Nearly 40 years later, in the summer of 1818, a serpentine monster was sighted from Week’s Wharf in Portland Harbor. In 1836 Captain Black, aboard the schooner Fox, reported a sighting of a snakelike creature in the seas near Mount Desert Rock. Major General H. C. Merriam and his sons were sailing to Wood Island Light in 1905, when they spotted a “monster serpent,” which proceeded to swim circles around their boat. In 1910, from the deck of the steamer Bonita, passengers saw an 80-foot-long black beast with white spots arc through the water.

In local folklore these sightings have cumulatively been attributed to the mysterious existence of the Casco Bay sea serpent, an elusive monster ever roaming the cold Atlantic waters off the coast of southern Maine.

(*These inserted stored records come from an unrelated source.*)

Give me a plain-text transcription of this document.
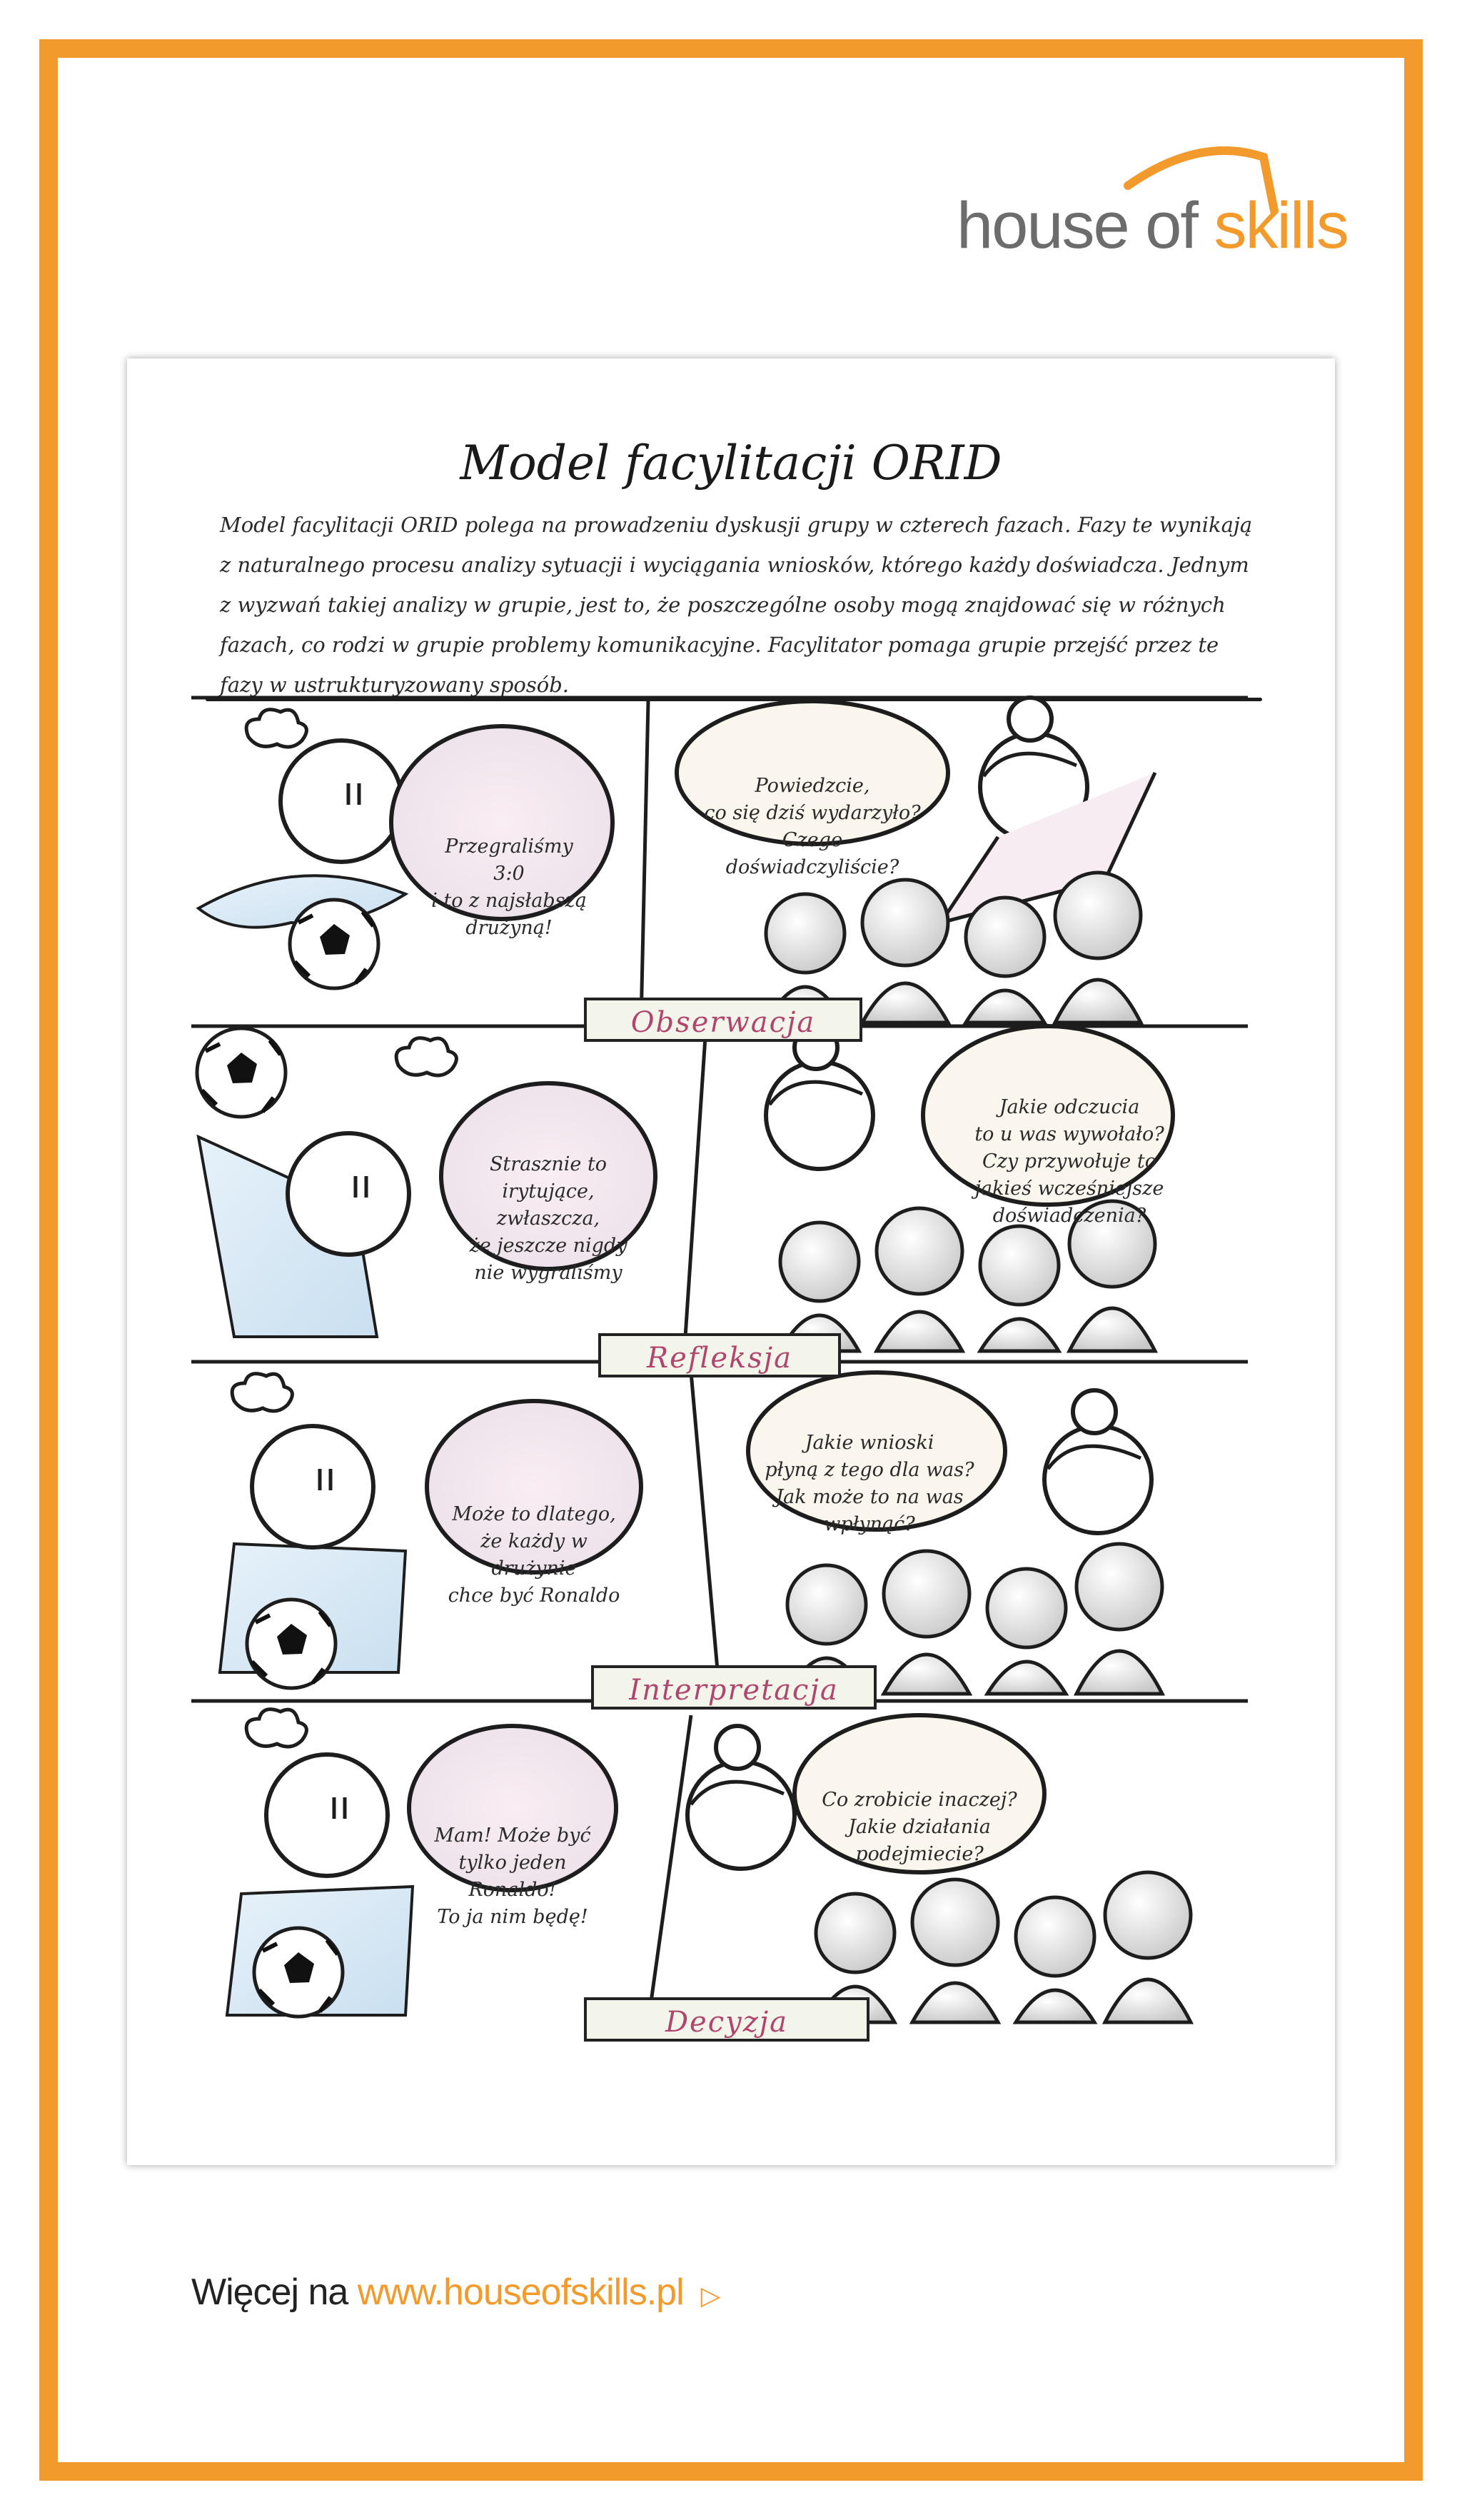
house of skills
Model facylitacji ORID
Model facylitacji ORID polega na prowadzeniu dyskusji grupy w czterech fazach. Fazy te wynikają z naturalnego procesu analizy sytuacji i wyciągania wniosków, którego każdy doświadcza. Jednym z wyzwań takiej analizy w grupie, jest to, że poszczególne osoby mogą znajdować się w różnych fazach, co rodzi w grupie problemy komunikacyjne. Facylitator pomaga grupie przejść przez te fazy w ustrukturyzowany sposób.
Przegraliśmy 3:0
i to z najsłabszą
drużyną!
Powiedzcie,
co się dziś wydarzyło?
Czego doświadczyliście?
Obserwacja
Strasznie to
irytujące, zwłaszcza,
że jeszcze nigdy
nie wygraliśmy
Jakie odczucia
to u was wywołało?
Czy przywołuje to
jakieś wcześniejsze
doświadczenia?
Refleksja
Może to dlatego,
że każdy w drużynie
chce być Ronaldo
Jakie wnioski
płyną z tego dla was?
Jak może to na was
wpłynąć?
Interpretacja
Mam! Może być
tylko jeden Ronaldo!
To ja nim będę!
Co zrobicie inaczej?
Jakie działania
podejmiecie?
Decyzja
Więcej na www.houseofskills.pl ▷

Many of the ideas formed about sea serpents in the 19th century with the problem of the great American sea serpent were brought into the 20th, and some are still with us today. Some of these 19th century ideas are cleverly brought together in a Washington Times article, “The Sea Serpent is a Fact” from April 24, 1904, available via Chronicling America. A fanciful drawing of a giant oarfish dominates the page, accompanied by depictions of sea serpents sighted during the past century. Notice the plesiosaur at the bottom of the page. The vigorous life of the theory of surviving ancient creatures can be seen in “Possible Sea-Serpents: Prehistoric Monsters that May Not be Extinct,” by Frederic A. Lucas, director of the Brooklyn Institute of Arts and Sciences. New-York Tribune Sunday Magazine. (New York, NY), 18 June 1905, page 5 (also found in Chronicling America).